The global stability of a class of history-dependent macroeconomic models

¹ Department of Mathematical Sciences George Mason University, VA, USA.
² Institute of Mathematics of the Czech Academy of Sciences, Prague, Czech Republic.
³ Faculty of Civil Engineering, Czech Technical University, Prague, Czech Republic.
⁴ Department of Mathematical Sciences, The University of Texas at Dallas, TX, USA.

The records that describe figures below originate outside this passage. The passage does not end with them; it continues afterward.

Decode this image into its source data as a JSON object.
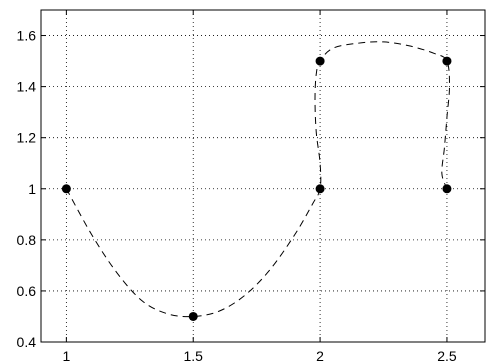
{
  "chart_data": {
    "type": "scatter",
    "title": "",
    "xlabel": "",
    "ylabel": "",
    "xlim": [
      0.9,
      2.65
    ],
    "ylim": [
      0.4,
      1.7
    ],
    "xticks": [
      1,
      1.5,
      2,
      2.5
    ],
    "xtick_labels": [
      "1",
      "1.5",
      "2",
      "2.5"
    ],
    "yticks": [
      0.4,
      0.6,
      0.8,
      1,
      1.2,
      1.4,
      1.6
    ],
    "ytick_labels": [
      "0.4",
      "0.6",
      "0.8",
      "1",
      "1.2",
      "1.4",
      "1.6"
    ],
    "grid": true,
    "series": [
      {
        "kind": "points",
        "marker": "filled-circle",
        "color": "#000000",
        "x": [
          1,
          1.5,
          2,
          2,
          2.5,
          2.5
        ],
        "y": [
          1,
          0.5,
          1,
          1.5,
          1.5,
          1
        ]
      },
      {
        "kind": "curve",
        "line_style": "dashed",
        "color": "#000000",
        "x": [
          1,
          1.1,
          1.2,
          1.3,
          1.4,
          1.5,
          1.6,
          1.7,
          1.8,
          1.9,
          1.97,
          2,
          2.0,
          1.985,
          1.98,
          1.985,
          2,
          2.05,
          2.15,
          2.25,
          2.35,
          2.45,
          2.5,
          2.51,
          2.5,
          2.49,
          2.48,
          2.5
        ],
        "y": [
          1,
          0.82,
          0.67,
          0.56,
          0.51,
          0.5,
          0.52,
          0.58,
          0.68,
          0.82,
          0.94,
          1,
          1.1,
          1.22,
          1.35,
          1.45,
          1.5,
          1.55,
          1.57,
          1.575,
          1.56,
          1.53,
          1.5,
          1.4,
          1.28,
          1.16,
          1.06,
          1
        ]
      }
    ]
  }
}
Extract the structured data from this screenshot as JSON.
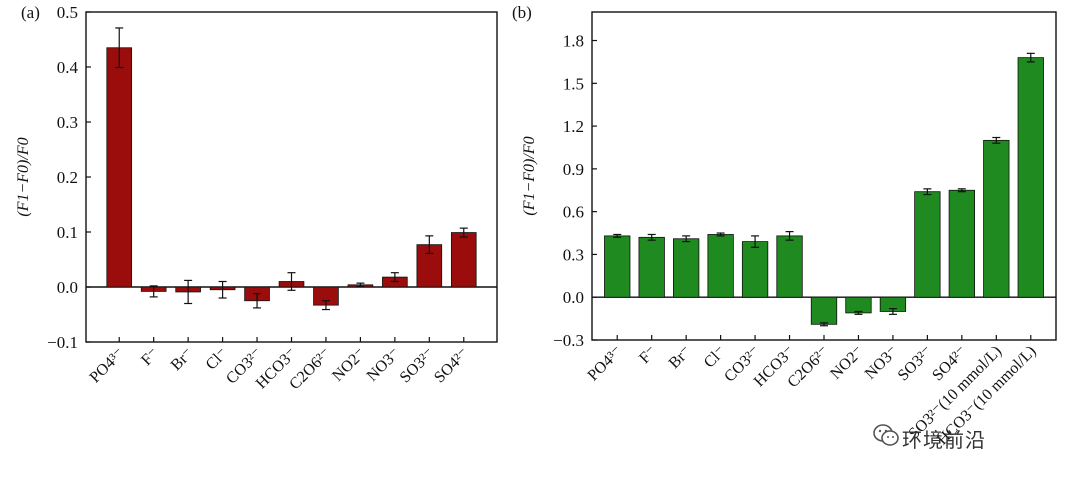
{
  "panels": [
    {
      "label": "(a)",
      "ylabel": "(F1−F0)/F0",
      "chart_data": {
        "type": "bar",
        "color": "#9b0d0d",
        "categories": [
          "PO4³⁻",
          "F⁻",
          "Br⁻",
          "Cl⁻",
          "CO3²⁻",
          "HCO3⁻",
          "C2O6²⁻",
          "NO2⁻",
          "NO3⁻",
          "SO3²⁻",
          "SO4²⁻"
        ],
        "values": [
          0.435,
          -0.008,
          -0.009,
          -0.005,
          -0.025,
          0.01,
          -0.033,
          0.004,
          0.018,
          0.077,
          0.099
        ],
        "errors": [
          0.036,
          0.01,
          0.021,
          0.015,
          0.013,
          0.016,
          0.008,
          0.003,
          0.008,
          0.016,
          0.008
        ],
        "ylim": [
          -0.1,
          0.5
        ],
        "yticks": [
          "−0.1",
          "0.0",
          "0.1",
          "0.2",
          "0.3",
          "0.4",
          "0.5"
        ]
      }
    },
    {
      "label": "(b)",
      "ylabel": "(F1−F0)/F0",
      "chart_data": {
        "type": "bar",
        "color": "#1f8a1f",
        "categories": [
          "PO4³⁻",
          "F⁻",
          "Br⁻",
          "Cl⁻",
          "CO3²⁻",
          "HCO3⁻",
          "C2O6²⁻",
          "NO2⁻",
          "NO3⁻",
          "SO3²⁻",
          "SO4²⁻",
          "SO3²⁻(10 mmol/L)",
          "HCO3⁻(10 mmol/L)"
        ],
        "values": [
          0.43,
          0.42,
          0.41,
          0.44,
          0.39,
          0.43,
          -0.19,
          -0.11,
          -0.1,
          0.74,
          0.75,
          1.1,
          1.68
        ],
        "errors": [
          0.01,
          0.02,
          0.02,
          0.01,
          0.04,
          0.03,
          0.01,
          0.01,
          0.02,
          0.02,
          0.01,
          0.02,
          0.03
        ],
        "ylim": [
          -0.3,
          2.0
        ],
        "yticks": [
          "−0.3",
          "0.0",
          "0.3",
          "0.6",
          "0.9",
          "1.2",
          "1.5",
          "1.8"
        ]
      }
    }
  ],
  "watermark": "环境前沿"
}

^* Corresponding author: dmitry.rachinskiy@utdallas.edu

Received: 24 January 2019
Accepted: 30 November 2019

Abstract

We consider piecewise-linear, discrete-time, macroeconomic models that have a continuum of feasible equilibrium states. The non-trivial equilibrium set and resulting path-dependence are induced by stickiness in either expectations or the response of the Central Bank. For a low-dimensional variant of the model with one representative agent, and also for a multi-agent model, we show that when exogenous noise is absent from the system the continuum of equilibrium states is the global attractor and each solution trajectory converges exponentially to one of the equilibria. Further, when a uniformly bounded noise is present, or the equilibrium states are destabilized by an imperfect Central Bank policy (or both), we estimate the size of the domain that attracts all the trajectories. The proofs are based on introducing a family of Lyapunov functions and, for the multi-agent model, deriving a formula for the inverse of the Prandtl-Ishlinskii operator acting in the space of discrete-time inputs and outputs.